The Germans started jumping when the plane was on the other side of the river. Jumping, did I say? They swan-dived, spread their arms and sailed out like divers off a high board. We roared with laughter. It was a ludicrous sight.
They were less amusing on the ground. As the chutes floated down so soft and white and pretty, the Germans went into action. They ripped off their harness and ran fast across the flat meadows toward a village near the bridge. They were determined men who carried their machine pistols and machine guns as if they fully intended to use them. Dodging into holes and ditches and running madly from tree to tree and house to house, they showed a perfect knowledge of the theory of war and its practical application.
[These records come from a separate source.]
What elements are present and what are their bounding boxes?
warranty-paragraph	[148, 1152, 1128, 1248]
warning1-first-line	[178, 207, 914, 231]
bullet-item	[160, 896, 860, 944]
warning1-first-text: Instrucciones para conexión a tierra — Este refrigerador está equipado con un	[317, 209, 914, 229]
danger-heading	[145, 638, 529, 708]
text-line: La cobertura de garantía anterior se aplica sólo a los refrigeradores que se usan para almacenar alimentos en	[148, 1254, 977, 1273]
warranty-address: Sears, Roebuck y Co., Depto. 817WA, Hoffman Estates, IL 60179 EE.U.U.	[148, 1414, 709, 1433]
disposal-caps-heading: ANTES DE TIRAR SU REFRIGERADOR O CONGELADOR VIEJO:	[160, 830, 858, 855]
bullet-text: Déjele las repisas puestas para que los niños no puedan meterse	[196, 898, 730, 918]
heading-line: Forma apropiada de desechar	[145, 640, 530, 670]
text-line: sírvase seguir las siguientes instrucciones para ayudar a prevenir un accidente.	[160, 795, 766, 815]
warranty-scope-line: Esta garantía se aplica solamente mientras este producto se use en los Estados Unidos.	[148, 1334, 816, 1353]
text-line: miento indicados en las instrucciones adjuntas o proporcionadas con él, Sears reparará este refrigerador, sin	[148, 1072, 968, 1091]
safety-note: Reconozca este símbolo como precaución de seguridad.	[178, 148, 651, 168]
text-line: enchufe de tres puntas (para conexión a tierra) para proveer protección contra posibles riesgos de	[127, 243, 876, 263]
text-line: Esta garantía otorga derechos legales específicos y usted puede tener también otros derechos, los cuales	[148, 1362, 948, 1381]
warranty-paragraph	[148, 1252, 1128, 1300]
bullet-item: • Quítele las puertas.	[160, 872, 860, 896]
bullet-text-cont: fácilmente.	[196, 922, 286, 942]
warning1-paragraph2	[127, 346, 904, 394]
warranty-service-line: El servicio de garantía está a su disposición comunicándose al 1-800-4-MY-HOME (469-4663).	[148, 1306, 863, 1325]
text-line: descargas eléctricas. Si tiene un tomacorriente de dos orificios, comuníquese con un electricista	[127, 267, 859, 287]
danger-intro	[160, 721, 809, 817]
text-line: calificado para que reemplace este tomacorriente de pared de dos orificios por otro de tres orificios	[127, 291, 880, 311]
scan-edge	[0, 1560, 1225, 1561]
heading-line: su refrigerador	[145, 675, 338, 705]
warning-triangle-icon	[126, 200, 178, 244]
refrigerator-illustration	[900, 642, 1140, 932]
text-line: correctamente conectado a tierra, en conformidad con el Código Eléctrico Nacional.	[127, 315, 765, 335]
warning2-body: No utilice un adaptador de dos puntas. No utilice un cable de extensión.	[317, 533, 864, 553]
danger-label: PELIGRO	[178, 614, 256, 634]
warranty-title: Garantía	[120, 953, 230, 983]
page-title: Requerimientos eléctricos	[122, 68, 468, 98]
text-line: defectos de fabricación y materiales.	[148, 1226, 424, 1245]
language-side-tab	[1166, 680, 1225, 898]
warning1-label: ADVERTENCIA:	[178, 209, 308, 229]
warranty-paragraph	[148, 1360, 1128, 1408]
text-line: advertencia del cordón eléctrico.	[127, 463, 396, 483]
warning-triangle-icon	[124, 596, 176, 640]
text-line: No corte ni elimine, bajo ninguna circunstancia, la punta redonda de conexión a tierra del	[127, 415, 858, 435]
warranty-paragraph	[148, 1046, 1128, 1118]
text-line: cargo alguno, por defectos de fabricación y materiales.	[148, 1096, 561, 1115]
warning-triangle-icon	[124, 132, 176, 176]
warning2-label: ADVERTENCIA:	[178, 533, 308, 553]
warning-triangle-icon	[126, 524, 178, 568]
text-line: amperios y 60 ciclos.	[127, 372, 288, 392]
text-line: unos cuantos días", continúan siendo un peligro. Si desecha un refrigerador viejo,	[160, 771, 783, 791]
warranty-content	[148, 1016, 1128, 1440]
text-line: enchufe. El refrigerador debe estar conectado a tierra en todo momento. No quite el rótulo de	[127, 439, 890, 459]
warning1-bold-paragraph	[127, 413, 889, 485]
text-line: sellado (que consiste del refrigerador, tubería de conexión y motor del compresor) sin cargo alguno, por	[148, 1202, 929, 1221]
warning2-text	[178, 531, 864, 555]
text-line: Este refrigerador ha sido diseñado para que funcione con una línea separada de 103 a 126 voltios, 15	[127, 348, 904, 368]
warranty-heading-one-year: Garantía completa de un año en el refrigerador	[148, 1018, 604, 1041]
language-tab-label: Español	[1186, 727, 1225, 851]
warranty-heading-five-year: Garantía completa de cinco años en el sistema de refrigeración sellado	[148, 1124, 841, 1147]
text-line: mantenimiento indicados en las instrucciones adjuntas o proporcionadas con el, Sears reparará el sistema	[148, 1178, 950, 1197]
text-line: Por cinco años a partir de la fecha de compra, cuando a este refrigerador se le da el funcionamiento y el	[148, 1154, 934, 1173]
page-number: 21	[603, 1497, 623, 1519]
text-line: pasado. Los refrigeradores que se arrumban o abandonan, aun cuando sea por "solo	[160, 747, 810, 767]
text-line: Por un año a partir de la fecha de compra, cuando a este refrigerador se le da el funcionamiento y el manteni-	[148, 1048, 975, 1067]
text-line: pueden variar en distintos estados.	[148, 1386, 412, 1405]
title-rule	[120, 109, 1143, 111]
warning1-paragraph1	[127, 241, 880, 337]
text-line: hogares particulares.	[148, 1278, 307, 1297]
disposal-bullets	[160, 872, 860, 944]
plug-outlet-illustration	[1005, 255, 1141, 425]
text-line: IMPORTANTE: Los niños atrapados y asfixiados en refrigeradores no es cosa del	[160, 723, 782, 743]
Soon the Germans had cleared the village, blasted the pillboxes at the bridge approaches, and captured some rather sheepish, obviously rehearsed Dutch soldiers in medieval black helmets. Then they dug in.
The Dutch counterattacked. Mortars burst on the houses and around the Germans' holes and thundered black and heavy on the bridge, but the invaders held. Finally the S.S. rattled across the river in black tanks. The paratroopers jumped wildly out of their holes and hugged them, and the picture was over. It ended as it had begun: with a swastika.
We thought of those burly German paratroopers in the long silence before the lights came on again and wondered if they would be waiting for us wherever we were going. Sensing our subdued mood, Colonel Sink got up and made a little speech that I will reproduce as best I can.
"Men," he said, wiping his face with his hand, "we've shown you this picture because we wanted you to see how the Germans fight. "Did you watch them closely? Did you see how fast they moved? How they used every bit of the available cover and concealment? Remember those things when you go into combat.